Oh, God is bigger than the boogie man,
And he’s watching out for you and me.

Today’s Psalm expresses the bigness of God – clothed with splendor and majesty, covered with light as with a garment, stretching out the heavens like a tent. Indeed, God is big – bigger than anything and everything. The Lord is sovereign and supreme over all creation, and always does what is right, just, and fair. God sees all and watches over the earth.

Sometimes we get lost in our situations, problems, and screw-ups. We get stuck in our anxiety and fears. We view them as larger than life and can become so overwhelmed and burdened with our inabilities, weaknesses, and lack of handling things well, that we lose sight of the reality that God is bigger than it all. 
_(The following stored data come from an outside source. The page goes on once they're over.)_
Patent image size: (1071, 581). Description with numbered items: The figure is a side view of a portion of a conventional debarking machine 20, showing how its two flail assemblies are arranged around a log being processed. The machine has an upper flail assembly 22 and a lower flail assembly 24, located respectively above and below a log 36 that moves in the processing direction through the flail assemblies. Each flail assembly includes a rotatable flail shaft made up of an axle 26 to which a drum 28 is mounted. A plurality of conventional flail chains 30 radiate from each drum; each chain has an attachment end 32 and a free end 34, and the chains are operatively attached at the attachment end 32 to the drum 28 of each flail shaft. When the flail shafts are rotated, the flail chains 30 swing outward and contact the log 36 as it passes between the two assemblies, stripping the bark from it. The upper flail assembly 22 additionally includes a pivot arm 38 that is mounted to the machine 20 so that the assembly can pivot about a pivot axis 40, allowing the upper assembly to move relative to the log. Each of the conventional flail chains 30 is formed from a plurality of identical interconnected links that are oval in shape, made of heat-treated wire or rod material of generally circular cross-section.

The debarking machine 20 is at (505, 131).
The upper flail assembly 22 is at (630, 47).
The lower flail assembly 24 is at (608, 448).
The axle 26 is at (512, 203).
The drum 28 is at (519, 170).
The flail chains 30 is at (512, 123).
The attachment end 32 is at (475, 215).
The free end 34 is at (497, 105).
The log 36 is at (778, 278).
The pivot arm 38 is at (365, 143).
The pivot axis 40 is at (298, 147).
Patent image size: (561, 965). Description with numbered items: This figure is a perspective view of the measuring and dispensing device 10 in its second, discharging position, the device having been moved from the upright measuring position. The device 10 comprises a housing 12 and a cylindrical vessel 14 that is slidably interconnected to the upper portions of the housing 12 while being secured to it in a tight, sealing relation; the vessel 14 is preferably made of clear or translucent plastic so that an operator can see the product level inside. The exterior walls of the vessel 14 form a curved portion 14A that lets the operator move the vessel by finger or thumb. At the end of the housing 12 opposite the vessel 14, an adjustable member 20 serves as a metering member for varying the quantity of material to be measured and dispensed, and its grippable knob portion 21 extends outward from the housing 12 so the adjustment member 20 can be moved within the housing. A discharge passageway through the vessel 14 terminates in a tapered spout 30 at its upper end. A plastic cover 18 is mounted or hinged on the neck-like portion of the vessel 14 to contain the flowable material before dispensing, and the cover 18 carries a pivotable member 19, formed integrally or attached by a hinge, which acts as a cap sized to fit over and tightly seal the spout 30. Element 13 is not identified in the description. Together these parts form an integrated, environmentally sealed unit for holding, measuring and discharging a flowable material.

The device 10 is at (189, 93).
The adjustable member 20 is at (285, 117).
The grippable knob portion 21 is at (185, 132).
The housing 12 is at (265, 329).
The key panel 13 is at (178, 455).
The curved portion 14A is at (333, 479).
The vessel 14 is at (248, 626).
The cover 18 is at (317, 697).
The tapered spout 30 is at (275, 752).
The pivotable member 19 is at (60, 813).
Instead of fear and anxiety ruling the day, we can allow sound theology to purge the worry and trouble from our minds and hearts. Using today’s psalm to pray and praise God is a foundational way of beginning to put into perspective the issues and problems of our lives.

Confident living, and mitigating our fears, cannot simply be mentally or emotionally stirred up. Confidence needs a foundation, a basis in truth and reality. The believer’s assurance comes from the firm ground of God’s character and competence. Trust is born when we have a vision of a Divine Being, large and filling the universe with grace and justice.

Tending to our physical, mental, emotional, and spiritual health begins with a sense of divine largeness. Initiative and assertiveness can be freely exercised when we are secure and non-anxious because of God’s immense presence.

Caring for creation, and enjoying our great big world, is the logical action of being peacefully connected to the Creator of it all. We are all bound together as creatures and creation. We’re all made up of the same stuff.

Everything in the universe, including creatures and creation, share 97% percent of the same kind of atoms.

The crucial elements for life on Earth – carbon, hydrogen, nitrogen, oxygen, phosphorus and sulfur – are all found in abundance across the stars of our galaxy.

Our differences make us unique. Our similarities connect us. And we are inextricably connected to every atom in this universe. Just as we carry the DNA of our ancestors within our biological bodies, so we are all holding the same elements of the physical creation.

The ultimate connection, from a Christian perspective, is that Jesus holds it all together – thus making him the supreme Connector.

The Son is the image of the invisible God,
        the one who is first over all creation,

Because all things were created by him:
        both in the heavens and on the earth,
        the things that are visible and the things that are invisible.
            Whether they are thrones or powers,
            or rulers or authorities,
        all things were created through him and for him.

He existed before all things,
        and all things are held together in him.

He is the head of the body, the church,
who is the beginning,
        the one who is firstborn from among the dead
        so that he might occupy the first place in everything. (Colossians 1:15-18, CEB)

Christ is our connection to all things, reconciling us to our fellow creatures, creation, and the Creator. All the bigness of God lives in Jesus. In the face of the Lord, all fears melt away.

Almighty God, you are mighty big! My problems are really small as I glimpse your sheer immensity. Lord God, you are very great! I bless your holy name. Praise the Lord! Hallelujah, Amen.